Unveiling the role of vasculogenesis in diabetic erectile dysfunction using a bone marrow transplantation model: preliminary results

Objective: Erectile Dysfunction (ED) is a prevalent complication of diabetes characterized by endothelial dysfunction (EDys). Due to EDys vascular repair is hampered and related to alterations in Endothelial Progenitor Cells (EPCs). However, it was never evaluated if EPCs are involved in diabetic penile repair. Using a female-to-male whole BM transplantation (BMT) model we aimed to evaluate if bone marrow (BM)-derived cells are recruited to diabetic cavernosal endothelial beds, contributing to vascular regeneration.
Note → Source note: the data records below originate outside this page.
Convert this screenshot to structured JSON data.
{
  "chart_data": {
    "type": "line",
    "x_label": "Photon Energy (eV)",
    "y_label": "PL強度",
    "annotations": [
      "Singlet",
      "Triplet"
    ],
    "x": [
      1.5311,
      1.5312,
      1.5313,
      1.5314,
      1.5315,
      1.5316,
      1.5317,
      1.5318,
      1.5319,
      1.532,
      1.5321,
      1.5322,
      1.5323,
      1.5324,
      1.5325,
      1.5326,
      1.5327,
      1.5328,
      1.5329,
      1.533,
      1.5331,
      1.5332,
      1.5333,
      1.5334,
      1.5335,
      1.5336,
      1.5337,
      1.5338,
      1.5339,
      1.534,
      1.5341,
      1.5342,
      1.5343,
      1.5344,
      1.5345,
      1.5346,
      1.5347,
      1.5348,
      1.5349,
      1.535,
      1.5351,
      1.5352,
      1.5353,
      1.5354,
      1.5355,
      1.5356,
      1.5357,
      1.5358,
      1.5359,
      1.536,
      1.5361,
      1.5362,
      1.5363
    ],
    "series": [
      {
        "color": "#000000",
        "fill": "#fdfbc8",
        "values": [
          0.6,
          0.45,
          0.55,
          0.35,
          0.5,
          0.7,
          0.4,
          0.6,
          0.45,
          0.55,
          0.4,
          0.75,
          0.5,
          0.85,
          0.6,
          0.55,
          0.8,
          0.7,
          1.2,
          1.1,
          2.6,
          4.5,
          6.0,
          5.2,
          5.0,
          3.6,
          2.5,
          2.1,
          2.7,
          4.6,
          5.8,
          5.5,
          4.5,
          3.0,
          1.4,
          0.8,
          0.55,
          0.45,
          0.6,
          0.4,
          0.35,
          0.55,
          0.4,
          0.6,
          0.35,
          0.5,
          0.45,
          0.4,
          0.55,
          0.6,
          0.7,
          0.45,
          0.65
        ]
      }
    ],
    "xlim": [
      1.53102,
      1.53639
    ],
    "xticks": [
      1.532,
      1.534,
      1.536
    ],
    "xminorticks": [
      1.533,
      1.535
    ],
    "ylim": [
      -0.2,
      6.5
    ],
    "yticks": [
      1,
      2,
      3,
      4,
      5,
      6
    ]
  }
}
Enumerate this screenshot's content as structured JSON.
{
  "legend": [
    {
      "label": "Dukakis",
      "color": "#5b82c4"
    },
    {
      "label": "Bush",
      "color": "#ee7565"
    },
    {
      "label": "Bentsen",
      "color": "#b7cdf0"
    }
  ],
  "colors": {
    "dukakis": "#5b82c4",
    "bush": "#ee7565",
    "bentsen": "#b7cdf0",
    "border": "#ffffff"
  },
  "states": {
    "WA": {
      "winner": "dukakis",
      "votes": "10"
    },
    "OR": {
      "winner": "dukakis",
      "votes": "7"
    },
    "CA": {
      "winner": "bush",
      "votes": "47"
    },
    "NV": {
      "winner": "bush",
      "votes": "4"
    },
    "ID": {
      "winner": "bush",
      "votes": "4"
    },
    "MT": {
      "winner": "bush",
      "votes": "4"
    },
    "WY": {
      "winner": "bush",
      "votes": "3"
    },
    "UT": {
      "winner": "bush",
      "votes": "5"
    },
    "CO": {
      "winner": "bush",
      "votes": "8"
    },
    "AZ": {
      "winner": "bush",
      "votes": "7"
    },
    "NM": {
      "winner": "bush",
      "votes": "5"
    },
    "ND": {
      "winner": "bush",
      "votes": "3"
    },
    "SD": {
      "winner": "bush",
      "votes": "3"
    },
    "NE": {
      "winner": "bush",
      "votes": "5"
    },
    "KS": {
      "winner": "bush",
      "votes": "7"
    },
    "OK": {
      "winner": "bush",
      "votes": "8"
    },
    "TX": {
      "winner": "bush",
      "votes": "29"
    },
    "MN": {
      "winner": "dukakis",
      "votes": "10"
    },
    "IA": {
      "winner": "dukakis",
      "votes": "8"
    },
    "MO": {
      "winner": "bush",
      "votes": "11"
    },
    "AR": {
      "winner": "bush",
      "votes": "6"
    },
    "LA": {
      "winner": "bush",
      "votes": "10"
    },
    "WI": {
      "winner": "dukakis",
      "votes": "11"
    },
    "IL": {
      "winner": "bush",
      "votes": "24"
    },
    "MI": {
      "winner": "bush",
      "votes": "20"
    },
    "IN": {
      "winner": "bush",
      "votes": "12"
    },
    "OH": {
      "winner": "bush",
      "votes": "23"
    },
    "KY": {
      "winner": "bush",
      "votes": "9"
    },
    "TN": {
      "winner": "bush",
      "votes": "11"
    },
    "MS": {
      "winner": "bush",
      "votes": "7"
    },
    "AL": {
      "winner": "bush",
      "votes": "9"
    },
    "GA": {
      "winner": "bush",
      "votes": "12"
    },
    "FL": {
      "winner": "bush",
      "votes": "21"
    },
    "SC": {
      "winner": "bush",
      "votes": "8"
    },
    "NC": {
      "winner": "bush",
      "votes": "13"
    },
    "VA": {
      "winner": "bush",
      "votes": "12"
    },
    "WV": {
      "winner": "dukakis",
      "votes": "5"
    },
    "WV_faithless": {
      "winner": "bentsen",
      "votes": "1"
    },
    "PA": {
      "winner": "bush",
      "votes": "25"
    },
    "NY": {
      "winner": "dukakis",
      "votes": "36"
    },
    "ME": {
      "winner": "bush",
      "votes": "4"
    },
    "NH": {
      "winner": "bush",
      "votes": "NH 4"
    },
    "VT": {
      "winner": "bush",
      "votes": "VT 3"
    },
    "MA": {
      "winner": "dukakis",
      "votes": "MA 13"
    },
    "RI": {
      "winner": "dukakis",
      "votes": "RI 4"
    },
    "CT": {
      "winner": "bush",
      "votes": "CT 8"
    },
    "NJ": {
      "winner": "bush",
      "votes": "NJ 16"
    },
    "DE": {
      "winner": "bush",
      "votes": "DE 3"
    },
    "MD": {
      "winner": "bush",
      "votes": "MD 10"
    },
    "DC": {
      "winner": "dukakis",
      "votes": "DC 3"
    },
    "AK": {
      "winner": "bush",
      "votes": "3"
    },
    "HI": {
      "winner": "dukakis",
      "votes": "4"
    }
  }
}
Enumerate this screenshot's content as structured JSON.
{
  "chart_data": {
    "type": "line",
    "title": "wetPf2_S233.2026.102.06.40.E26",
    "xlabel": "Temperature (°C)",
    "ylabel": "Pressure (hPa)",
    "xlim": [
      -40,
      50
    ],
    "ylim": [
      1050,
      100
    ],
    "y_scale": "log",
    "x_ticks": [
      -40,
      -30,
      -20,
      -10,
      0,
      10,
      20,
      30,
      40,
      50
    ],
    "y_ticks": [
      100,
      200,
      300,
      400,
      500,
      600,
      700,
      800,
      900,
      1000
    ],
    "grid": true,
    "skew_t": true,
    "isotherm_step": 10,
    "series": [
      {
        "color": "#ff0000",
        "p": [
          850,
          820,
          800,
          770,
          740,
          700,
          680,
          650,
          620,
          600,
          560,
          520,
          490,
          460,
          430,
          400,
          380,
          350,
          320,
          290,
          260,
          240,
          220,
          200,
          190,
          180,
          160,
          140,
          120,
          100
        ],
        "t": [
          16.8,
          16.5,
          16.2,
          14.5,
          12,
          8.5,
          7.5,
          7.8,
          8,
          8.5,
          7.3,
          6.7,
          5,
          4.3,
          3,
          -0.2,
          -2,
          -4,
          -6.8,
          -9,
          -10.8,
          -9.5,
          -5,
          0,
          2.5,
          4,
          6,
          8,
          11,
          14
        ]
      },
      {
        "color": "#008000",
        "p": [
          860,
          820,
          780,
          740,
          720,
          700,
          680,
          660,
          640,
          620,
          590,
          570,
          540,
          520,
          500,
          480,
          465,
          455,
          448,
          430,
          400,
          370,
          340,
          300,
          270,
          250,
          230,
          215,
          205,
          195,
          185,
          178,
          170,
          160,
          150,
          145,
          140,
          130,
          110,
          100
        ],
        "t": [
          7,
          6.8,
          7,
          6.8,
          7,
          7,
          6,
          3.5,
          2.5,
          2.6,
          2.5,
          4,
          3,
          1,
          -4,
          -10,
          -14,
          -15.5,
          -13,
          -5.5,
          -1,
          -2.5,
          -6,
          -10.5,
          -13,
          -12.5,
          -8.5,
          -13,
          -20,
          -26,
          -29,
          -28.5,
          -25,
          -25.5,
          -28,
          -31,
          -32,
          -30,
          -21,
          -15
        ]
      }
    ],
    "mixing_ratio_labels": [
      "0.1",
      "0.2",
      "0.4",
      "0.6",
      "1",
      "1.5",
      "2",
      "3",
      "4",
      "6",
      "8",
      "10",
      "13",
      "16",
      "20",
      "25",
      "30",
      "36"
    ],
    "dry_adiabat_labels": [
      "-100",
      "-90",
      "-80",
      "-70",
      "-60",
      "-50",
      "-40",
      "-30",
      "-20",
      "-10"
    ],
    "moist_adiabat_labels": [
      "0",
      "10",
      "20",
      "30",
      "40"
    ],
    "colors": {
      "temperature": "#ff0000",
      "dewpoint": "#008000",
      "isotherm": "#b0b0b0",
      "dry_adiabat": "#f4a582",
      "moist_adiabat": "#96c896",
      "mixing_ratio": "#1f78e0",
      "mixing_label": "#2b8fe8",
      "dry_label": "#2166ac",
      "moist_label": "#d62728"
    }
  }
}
Methods: Male Wistar rats were divided in six groups (n=6/group): 8-weeks streptozotocin-induced type 1 diabetes; 8-weeks diabetics treated with insulin; age-matched controls; age-matched females-to-8-weeks diabetic males BMT; age-matched females-to-8-weeks diabetics treated with insulin BMT; age-matched females to age-matched males BMT. Aplasia was induced by total body irradiation. 3-4x107 donor BM cells (BMCs)/ml were administered in the tail vein of recipient animals, which were sacrificed 6-weeks post-BMT. Engraftment was assessed in peripheral blood by X chromosome detection using fluorescent in situ hybridization (FISH). Cavernosal BMCs-incorporation will be evaluated by FISH. Penile cell/molecular alterations will be assessed by CD31, endothelial Nitric Oxide Synthase (eNOS), Stromal-derived Factor-1alpha (SDF-1alpha) quantitative immunohistochemistry.